3 years ago

Seeing but not believing: the structure of glycerol dehydrogenase initially assumed to be the structure of a survival protein from Salmonella typhimurium

Seeing but not believing: the structure of glycerol dehydrogenase initially assumed to be the structure of a survival protein from Salmonella typhimurium
Mathur R. N. Murthy, Narayanaswamy Srinivasan, Kaushik Hatti, Yamuna Kalyani Mathiharan
The determination of the crystal structure of a mutant protein using phases based on a previously determined crystal structure of the wild-type protein is often a straightforward molecular-replacement protocol. Such a structure determination may be difficult if there are large-scale structural differences between the wild-type and mutant proteins. In this manuscript, an interesting case is presented of the unintentional crystallization of a contaminant protein which shared some structural features with the presumed target protein, leading to difficulties in obtaining a completely satisfactory molecular-replacement structure solution. It was not immediately evident that the initial structure solution was incorrect owing to the poor quality of the X-ray diffraction data and low resolution. The structure was subsequently determined by improving the quality of the data and following a sequence-independent MarathonMR protocol.
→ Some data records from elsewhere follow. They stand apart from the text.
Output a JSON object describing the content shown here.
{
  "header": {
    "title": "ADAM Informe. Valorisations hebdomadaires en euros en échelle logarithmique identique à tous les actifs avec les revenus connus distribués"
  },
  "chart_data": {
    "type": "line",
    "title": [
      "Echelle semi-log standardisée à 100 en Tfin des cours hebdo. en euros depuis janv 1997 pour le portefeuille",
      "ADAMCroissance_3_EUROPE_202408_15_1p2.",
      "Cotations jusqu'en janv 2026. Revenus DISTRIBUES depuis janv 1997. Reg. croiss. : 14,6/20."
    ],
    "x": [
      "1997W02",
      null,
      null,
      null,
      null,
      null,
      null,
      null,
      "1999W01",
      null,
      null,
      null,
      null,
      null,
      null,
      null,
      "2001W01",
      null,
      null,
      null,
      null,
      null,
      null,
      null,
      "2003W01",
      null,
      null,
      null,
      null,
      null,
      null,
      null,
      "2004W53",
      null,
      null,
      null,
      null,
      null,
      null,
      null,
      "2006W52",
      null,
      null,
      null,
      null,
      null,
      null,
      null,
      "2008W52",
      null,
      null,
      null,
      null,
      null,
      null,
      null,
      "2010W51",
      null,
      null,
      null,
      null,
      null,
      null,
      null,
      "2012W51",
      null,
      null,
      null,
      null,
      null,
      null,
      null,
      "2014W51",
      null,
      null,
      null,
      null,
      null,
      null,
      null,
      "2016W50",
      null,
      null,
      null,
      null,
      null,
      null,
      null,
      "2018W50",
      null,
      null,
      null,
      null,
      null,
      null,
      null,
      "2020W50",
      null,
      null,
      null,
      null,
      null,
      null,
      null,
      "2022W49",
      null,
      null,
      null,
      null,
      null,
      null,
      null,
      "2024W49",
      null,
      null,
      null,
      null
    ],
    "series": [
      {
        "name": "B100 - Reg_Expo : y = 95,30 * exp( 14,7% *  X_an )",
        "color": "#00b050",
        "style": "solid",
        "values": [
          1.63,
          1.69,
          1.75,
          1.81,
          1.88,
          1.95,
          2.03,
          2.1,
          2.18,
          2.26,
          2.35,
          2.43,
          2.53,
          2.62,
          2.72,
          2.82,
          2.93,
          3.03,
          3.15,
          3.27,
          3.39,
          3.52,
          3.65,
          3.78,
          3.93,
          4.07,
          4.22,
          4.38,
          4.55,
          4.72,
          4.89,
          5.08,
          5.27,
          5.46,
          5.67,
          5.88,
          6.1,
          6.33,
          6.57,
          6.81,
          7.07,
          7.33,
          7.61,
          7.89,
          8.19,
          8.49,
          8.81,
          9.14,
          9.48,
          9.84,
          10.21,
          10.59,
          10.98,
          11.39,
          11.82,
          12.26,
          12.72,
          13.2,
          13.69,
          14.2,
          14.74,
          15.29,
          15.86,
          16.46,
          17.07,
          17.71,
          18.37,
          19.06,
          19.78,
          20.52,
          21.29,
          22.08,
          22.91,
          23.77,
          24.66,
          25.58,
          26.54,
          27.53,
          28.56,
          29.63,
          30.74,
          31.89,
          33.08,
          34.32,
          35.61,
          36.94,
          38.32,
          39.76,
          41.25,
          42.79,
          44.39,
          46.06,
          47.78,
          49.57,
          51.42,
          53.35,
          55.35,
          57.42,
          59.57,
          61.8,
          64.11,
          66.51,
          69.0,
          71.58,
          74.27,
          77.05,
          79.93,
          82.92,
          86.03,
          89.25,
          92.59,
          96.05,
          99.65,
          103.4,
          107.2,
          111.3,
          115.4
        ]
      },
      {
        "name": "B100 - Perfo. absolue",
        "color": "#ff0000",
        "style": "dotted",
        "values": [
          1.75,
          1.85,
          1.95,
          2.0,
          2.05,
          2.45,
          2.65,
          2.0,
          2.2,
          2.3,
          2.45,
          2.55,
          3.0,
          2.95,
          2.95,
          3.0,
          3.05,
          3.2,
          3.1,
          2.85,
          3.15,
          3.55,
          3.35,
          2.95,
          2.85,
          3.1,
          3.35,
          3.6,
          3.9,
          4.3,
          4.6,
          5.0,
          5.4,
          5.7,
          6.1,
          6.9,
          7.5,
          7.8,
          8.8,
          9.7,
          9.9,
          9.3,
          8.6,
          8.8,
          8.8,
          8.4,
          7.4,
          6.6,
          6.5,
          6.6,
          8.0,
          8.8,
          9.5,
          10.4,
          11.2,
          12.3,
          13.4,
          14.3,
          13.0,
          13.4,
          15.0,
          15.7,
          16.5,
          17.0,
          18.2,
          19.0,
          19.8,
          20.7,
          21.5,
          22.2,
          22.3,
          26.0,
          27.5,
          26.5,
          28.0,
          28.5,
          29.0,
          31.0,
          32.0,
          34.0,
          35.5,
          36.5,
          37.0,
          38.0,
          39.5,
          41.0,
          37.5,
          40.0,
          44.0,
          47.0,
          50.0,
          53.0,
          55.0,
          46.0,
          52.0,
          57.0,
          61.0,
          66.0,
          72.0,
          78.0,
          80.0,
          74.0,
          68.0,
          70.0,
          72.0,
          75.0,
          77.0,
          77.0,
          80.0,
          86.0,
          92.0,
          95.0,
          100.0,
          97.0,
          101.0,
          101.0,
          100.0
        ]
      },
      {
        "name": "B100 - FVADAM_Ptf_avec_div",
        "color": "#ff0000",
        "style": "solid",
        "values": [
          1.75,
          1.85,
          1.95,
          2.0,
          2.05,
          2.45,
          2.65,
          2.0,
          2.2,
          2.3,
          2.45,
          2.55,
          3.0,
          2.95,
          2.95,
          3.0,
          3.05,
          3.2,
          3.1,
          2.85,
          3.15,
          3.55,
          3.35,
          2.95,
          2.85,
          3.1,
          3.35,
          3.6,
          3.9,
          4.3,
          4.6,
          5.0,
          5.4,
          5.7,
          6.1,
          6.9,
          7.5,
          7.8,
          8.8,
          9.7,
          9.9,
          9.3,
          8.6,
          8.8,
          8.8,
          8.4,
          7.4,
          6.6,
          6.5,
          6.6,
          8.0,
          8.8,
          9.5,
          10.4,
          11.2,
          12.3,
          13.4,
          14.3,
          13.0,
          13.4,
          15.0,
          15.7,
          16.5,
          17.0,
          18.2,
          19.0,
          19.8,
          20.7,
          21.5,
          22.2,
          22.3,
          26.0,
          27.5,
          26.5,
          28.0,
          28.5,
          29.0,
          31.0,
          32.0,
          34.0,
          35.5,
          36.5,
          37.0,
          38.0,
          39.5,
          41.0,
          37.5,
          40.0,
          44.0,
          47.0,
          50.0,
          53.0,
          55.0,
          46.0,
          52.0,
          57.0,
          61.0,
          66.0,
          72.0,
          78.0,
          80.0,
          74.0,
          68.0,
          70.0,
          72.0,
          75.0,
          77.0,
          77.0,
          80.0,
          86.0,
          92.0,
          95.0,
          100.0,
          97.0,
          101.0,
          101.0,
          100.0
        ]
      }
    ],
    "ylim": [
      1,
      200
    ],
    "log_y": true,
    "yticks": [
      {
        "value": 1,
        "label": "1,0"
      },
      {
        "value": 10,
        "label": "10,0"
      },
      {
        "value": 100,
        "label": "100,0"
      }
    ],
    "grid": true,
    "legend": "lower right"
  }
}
The structure corresponded to that of glycerol dehydrogenase, which crystallized as a contaminant, instead of the presumed mutant of a survival protein encoded by Salmonella typhimurium. The reasons why a solution that appeared to be reasonable was obtained with an incorrect protein model are discussed. The results presented here show that a degree of caution is warranted when handling large-scale structure-determination projects.A seemingly reasonable solution was obtained for the structure of a presumed mutant of an S. typhimurium survival protein (SurE) by molecular replacement using the wild-type SurE structure as the phasing model. Although the crystal was of glycerol dehydrogenase, as subsequently demonstrated using the MarathonMR protocol, the initial structure appeared to be reasonable because of a partial similarity in the arrangement of secondary-structural elements in the two proteins.